In the Late Miocene of North America, beginning with the Clarendonian/Hemphillian boundary at about 8.5 Ma, three second-order immigration episodes occur. The episode at 8 Ma coincides with isotope event Mi7 of Miller et al. (1991) and roughly approximates the drop in sea-level recognized as TB3.2 of Haq et al. (1988). Of the two further migratory episodes at roughly 7 and 6 Ma, only the latter corresponds to a reported marine event, namely that shown by Miller et al. (1991) at 5.8 Ma. Kennett and Barker (1990) suggest that the later Miocene was the interval during which West Antarctica became permanently glaciated.
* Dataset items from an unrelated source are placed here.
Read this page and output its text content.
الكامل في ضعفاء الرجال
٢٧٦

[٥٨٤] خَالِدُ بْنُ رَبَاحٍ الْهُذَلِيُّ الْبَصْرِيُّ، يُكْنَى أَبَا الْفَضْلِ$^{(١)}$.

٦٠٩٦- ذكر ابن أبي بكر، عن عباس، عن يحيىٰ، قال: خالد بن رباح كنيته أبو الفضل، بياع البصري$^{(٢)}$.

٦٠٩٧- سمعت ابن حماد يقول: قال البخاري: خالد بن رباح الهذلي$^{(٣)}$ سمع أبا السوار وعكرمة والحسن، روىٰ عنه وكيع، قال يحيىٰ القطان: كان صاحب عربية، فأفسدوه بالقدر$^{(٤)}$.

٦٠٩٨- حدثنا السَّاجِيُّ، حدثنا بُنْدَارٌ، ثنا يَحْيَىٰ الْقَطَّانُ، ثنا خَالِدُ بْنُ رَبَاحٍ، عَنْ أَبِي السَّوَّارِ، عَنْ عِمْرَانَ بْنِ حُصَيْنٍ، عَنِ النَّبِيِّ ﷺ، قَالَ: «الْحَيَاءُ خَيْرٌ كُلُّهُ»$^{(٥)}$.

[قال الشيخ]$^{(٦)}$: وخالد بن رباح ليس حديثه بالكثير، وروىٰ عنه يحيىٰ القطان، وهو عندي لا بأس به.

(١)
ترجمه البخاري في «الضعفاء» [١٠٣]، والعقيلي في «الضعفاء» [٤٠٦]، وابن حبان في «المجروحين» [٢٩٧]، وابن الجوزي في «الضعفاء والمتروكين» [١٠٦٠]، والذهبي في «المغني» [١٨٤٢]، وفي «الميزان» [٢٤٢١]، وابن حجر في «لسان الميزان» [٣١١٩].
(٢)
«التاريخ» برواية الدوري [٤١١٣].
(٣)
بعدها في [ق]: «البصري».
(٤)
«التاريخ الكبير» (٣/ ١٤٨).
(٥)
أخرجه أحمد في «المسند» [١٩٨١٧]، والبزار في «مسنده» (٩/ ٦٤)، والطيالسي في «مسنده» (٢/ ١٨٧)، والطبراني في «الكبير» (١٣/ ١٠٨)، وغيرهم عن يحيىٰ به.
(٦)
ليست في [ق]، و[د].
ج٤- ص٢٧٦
The Miocene-Pliocene boundary is associated with a first-order immigration episode in land mammal faunas of both North America and Europe. This episode correlates well with a positive shift in δ¹⁸O (Hodell et al., 1986), but does not seem to correlate with any episode of sea-level lowering in the Haq et al. (1988) curve. Possibly sea-level is beginning to fluctuate at high frequency in the Late Miocene and Pliocene, with the consequence that it becomes difficult to define any particular pulse with seismic stratigraphy. On the other hand, the Messinian is well known in the Mediterranean region and in the isotopic record as a major glacioeustatic cycle (Adams et al., 1977; Kennett, 1985; Hodell et al., 1986). As emphasized by Webb (1983b), the Messinian can be tightly correlated with the mid-Hemphillian extinction and faunal turnover episode in temperate North America.

The last second-order episode of the Tertiary sweeps through land mammal faunas on most continents at 2.5 Ma in the Late Pliocene. Such major immigrations are clearly related to the onset of Northern Hemisphere glaciation recognized in the δ¹⁸O record and also indicated by glacial sediments (Ruddiman and Raymo, 1988; Shackleton et al., 1988; Raymo and Ruddiman, 1992). All of these features correlate with marked cooling and sea-level lowering indicated by the oxygen isotope record (Shackleton and Opdyke, 1977).

Generally speaking, land mammal immigration episodes in North America and other well-studied continental areas correlate with positive excursion of the oxygen isotope record from tropical marine forams. Other continental regions clearly corroborate the significant turnovers recorded at about 20, 5, and 2.5 Ma.

In some cases, however, the terrestrial turnover pattern gives no evident response to major cooling events. The two most glaring examples are the Early Oligocene (White River chronofauna) and the Middle Miocene (Clarendonian chronofauna) in North America when, despite major global changes, the mammal faunas show remarkable stability and continuity. Possibly no land bridges were available during the Early Oligocene. In the Middle Miocene, this excuse cannot serve, because a few Asiatic immigrants did trickle in and Beringia was emergent. Evidently, during these two stable chronofaunal stages the North American mammalian fauna was resilient and not open to immigrants.